I have over 500 rwhp and a 3500 stall, but need to get some traction! What are my options. I would lobve to get a nice beefy tire one the rear, but i would also like to remain street-able. Please help.


----------



## 87GN06GTO07IRL (Aug 10, 2009)

Diy or find a competent body shop. 335's fit fine.


----------



## GoatCity (May 7, 2010)

Looks great! what did you to about the suspension? and do your rear seats still fit?


----------



## ROBSGTO (Jul 6, 2008)

87GN06GTO07IRL said:


> Diy or find a competent body shop. 335's fit fine.
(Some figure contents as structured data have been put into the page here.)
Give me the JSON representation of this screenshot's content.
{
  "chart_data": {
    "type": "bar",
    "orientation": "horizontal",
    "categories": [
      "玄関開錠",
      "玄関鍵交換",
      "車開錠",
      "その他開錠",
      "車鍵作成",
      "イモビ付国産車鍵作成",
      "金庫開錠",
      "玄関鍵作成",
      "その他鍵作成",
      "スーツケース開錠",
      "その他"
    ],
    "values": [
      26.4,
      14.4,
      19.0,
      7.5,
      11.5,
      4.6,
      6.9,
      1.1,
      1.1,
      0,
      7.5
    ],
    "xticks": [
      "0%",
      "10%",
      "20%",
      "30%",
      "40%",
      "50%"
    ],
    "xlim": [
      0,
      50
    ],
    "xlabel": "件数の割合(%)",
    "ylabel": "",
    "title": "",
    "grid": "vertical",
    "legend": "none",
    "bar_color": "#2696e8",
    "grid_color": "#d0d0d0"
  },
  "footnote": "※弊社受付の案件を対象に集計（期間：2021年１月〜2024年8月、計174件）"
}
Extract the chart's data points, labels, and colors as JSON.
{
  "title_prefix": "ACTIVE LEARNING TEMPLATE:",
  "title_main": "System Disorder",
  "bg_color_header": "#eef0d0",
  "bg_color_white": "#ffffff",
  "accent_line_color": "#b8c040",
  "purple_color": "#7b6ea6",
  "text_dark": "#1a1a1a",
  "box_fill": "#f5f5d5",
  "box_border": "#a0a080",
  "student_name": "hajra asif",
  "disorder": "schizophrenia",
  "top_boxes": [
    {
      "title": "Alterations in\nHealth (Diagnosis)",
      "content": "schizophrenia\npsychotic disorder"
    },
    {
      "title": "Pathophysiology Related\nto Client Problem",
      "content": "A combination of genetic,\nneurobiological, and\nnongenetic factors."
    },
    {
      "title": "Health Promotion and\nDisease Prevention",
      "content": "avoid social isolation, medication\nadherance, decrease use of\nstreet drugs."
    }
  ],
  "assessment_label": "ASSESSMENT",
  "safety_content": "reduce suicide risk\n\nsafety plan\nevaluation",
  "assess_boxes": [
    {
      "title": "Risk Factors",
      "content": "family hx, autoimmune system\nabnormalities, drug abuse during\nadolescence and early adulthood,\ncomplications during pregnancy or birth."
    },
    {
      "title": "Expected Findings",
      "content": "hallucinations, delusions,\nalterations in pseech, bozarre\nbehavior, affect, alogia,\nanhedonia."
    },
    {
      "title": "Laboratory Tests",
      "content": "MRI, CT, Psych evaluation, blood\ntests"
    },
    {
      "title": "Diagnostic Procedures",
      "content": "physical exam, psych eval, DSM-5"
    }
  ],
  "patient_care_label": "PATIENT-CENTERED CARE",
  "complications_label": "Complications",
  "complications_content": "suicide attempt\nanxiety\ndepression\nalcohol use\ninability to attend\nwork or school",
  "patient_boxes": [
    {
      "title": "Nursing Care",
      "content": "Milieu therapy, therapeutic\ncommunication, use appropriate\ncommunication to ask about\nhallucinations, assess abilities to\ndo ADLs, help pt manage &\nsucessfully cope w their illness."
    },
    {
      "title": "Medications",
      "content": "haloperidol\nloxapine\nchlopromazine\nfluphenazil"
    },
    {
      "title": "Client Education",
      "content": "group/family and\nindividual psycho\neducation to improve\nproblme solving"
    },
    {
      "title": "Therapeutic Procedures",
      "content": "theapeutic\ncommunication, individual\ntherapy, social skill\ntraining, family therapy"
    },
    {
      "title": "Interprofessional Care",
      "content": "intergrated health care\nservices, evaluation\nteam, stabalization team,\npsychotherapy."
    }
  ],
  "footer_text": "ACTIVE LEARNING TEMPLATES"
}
Awesome! I'm hoping to have the need for a mini tub one day.


----------



## ophidia31 (Apr 14, 2011)

GoatCity said:


> Looks great! what did you to about the suspension? and do your rear seats still fit?


pretty much have to go with the gforce rear coilover kit or fab up something custom yourself along with their modded lower control arms. I think you only need the arms for the widest tires though.


----------



## n0b0dy1987 (Dec 1, 2010)

Had to bring this thread back from the dead to ask....did your back seats fit back in there with those tubs? Thanks.


----------



## msclhed79 (Jul 14, 2010)

You can always go outward--I had my rear quarters pulled out by a shop (required repainting) 1 1/2" per side. It kept the Hoosier A6 315's tucked in there nice even with the 18x9 rim


----------



## dustyminpin (Jun 19, 2006)

East Texas Muscle Cars. They are your friend. The rear seat still fits after the mini tub.


----------



## jpalamar (Jul 22, 2008)

msclhed79 said:


> You can always go outward--I had my rear quarters pulled out by a shop (required repainting) 1 1/2" per side. It kept the Hoosier A6 315's tucked in there nice even with the 18x9 rim


Those tires are WAY to wide for that size rim. I bet you could get the same amount of traction with a 275 because the contact patch will be better.


----------



## kazido (May 10, 2013)

87GN06GTO07IRL said:


> Diy or find a competent body shop. 335's fit fine.


You wouldn't happen to have more pics with the completed suspension would you? Looks awesome, what wheel size did you end up fitting in?

Cheers, Don


----------



## HP11 (Apr 11, 2009)

^^^He hasn't posted here in over a year.........


----------



## kazido (May 10, 2013)

HP11 said:


> ^^^He hasn't posted here in over a year.........


Right, okay thx HP11. So I wont hold my breath  

:cheers


----------